Computer programs at the heart of artificial intelligence (AI) often use neural networks that, embedded in machines and programs, learn through example. They follow the logic of experience, but are restricted to the behaviours and facts that are provided to them.
Thus, AI grows through experiential learning and problem solving. Its efficacy depends on the breadth of the experience and the variety of problems that the neural networks have access to.
Dr. Simon Haykin is a longtime McMaster Engineering faculty member who has written the most popular postgraduate text book on neural networks. The third edition of the book, Neural Networks and Learning Machines published in 2009, explains how machines can learn.
Dr. Haykin’s research team studies how the process of structuring the digital world can be patterned on how the human brain works. They view this problem as a neural system that perceives information from multiple sources and thereafter instantly makes decisions on how best to respond, which is the basis for AI.
Progress in AI could provide social and economic benefits by enabling consistent, repetitious actions which would avoid pitfalls associated with human fatigue, emotions and time management.
Predictions about the impact of artificial intelligence imply that, just like the ubiquitous influence of the Internet, AI will also soon transform our world. Canada’s AI leadership is forecasted to potentially add $17.5-billion to annual GDP and 170,000 new jobs by 2025.
Dr. Tim Davidson is chair of McMaster’s department of electrical and computer engineering. In his opinion, “most of what has been popularized as ‘AI’ in the media falls into the machine learning and neural networks area. As the training of neural networks improves, which it will through access to large volumes of data, and as the algorithms that drive the machine learning processes advance, there is considerable potential for that type of AI.”

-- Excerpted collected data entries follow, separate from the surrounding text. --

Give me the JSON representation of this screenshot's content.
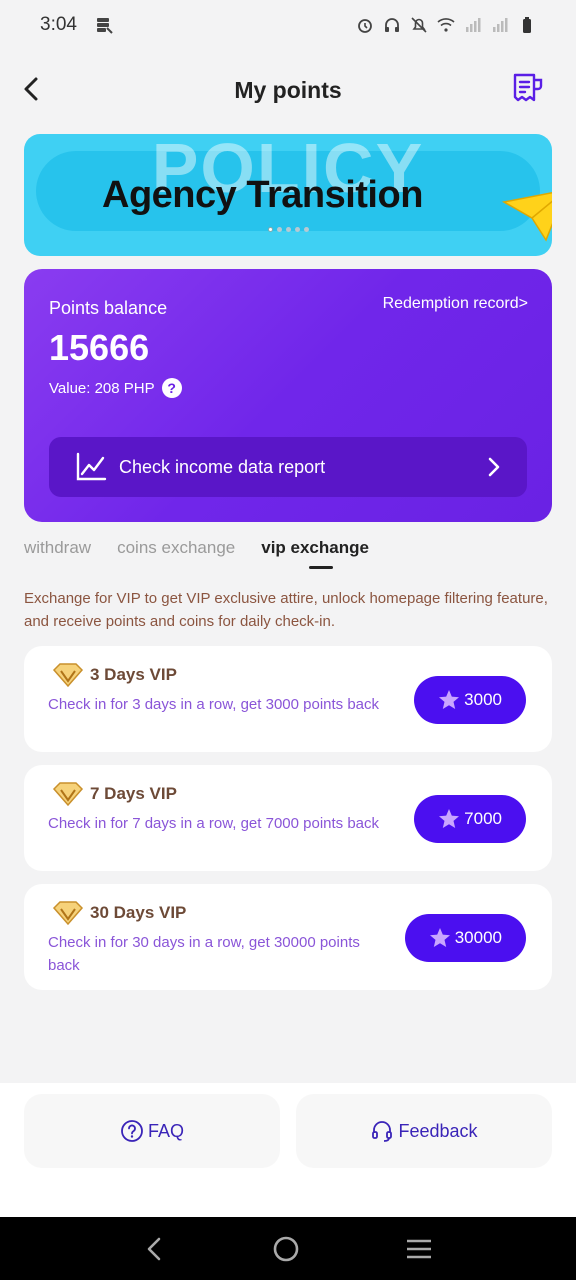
{
  "status_bar": {
    "time": "3:04"
  },
  "header": {
    "title": "My points"
  },
  "banner": {
    "background_word": "POLICY",
    "headline": "Agency Transition",
    "dot_count": 5
  },
  "points_card": {
    "label": "Points balance",
    "balance": "15666",
    "value_text": "Value: 208 PHP",
    "help": "?",
    "record_link": "Redemption record>",
    "report_label": "Check income data report"
  },
  "tabs": [
    {
      "label": "withdraw",
      "active": false
    },
    {
      "label": "coins exchange",
      "active": false
    },
    {
      "label": "vip exchange",
      "active": true
    }
  ],
  "description": "Exchange for VIP to get VIP exclusive attire, unlock homepage filtering feature, and receive points and coins for daily check-in.",
  "vip_items": [
    {
      "title": "3 Days VIP",
      "desc": "Check in for 3 days in a row, get 3000 points back",
      "price": "3000"
    },
    {
      "title": "7 Days VIP",
      "desc": "Check in for 7 days in a row, get 7000 points back",
      "price": "7000"
    },
    {
      "title": "30 Days VIP",
      "desc": "Check in for 30 days in a row, get 30000 points back",
      "price": "30000"
    }
  ],
  "bottom": {
    "faq": "FAQ",
    "feedback": "Feedback"
  },
  "colors": {
    "accent": "#4b0ff0",
    "card_purple": "#7026ea",
    "banner_blue": "#3fd0f3",
    "vip_title": "#6d4a37",
    "vip_desc": "#8a55d8"
  },
  "icons": [
    "storage-icon",
    "alarm-icon",
    "headphones-icon",
    "bell-off-icon",
    "wifi-icon",
    "signal-icon",
    "battery-icon",
    "back-arrow-icon",
    "receipt-icon",
    "chart-icon",
    "chevron-right-icon",
    "diamond-icon",
    "star-icon",
    "question-circle-icon",
    "headset-icon"
  ]
}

He thinks that machines might be able to reason before long, although he clarifies that humans will likely establish the rules under which that reasoning would occur.
Dr. Davidson explains that “if a self-driving car has to make a choice in a crash situation to risk the lives of its occupants or some pedestrians, it will likely run an algorithm designed by a human, rather than genuinely make the decision itself.
Therefore, automated decision making programmed by a human is possible, which places a lot of power and responsibility in a designer’s hands as the parameters of the algorithm are decided upon.”
The research of McMaster Engineering professor Dr. James Reilly and his collaborators uses electroencephalograms (EEG) to monitor the electrical activity in the brains of schizophrenic adults.
After enabling machine learning through the EEG data, they have been able to reasonably predict how these adult subjects would respond to a specific therapy. This research has been extended to predict the efficacy of patient–specific antidepressant therapy.
To solve both problems, trained clinicians had to first identify schizophrenia or depression. Hence, machine learning was essentially based on subjects who were identified through human experience and judgement. The results of the research could lead to a valuable tool for physicians,
McMaster professors, such as Dr. Chris Swartz, have also developed methods to retrieve data, e.g., from temperature sensors, pressure-flow monitors, chemical-concentration indexes, and digital cameras to develop AI solutions for industry. This data is then projected to a computer system that analyzes the information. As a result, automated changes to the controls ensure that better products are created and cost-savings are realised.
While human reasoning can be very strong, AI reasoning is still relatively weak although examples of stronger reasoning are growing. Using the IBM Watson AI, it has become possible to better understand complex data, and use the learning to improve the apps and computer programs that lie at the heart of smart systems.
Robust and reliable AI must be based on clean and dependable data, which is the focus on McMaster Engineering professor, Dr. Fei Chiang. She is working with key partners such as IBM (and Watson) to improve data quality.
Since poor quality data leads to financial loss and operational inefficiencies, the data must be improved by designing and building intuitive software tools to keep personal information private while automating this process for organizations, which saves them time, money and improves the data analysis and decisionmaking results from AI. Dr. Chiang’s research should be helpful to institutions such as banks and other large enterprises.
Autonomous systems are making the jump to mainstream commercial products, with applications ranging from autonomous vehicles to delivery drones. There will be many other spillover effects from AI advances.
Canada’s innovation ecosystem is well poised to take advantage. McMaster Engineering has been in this game for a long time.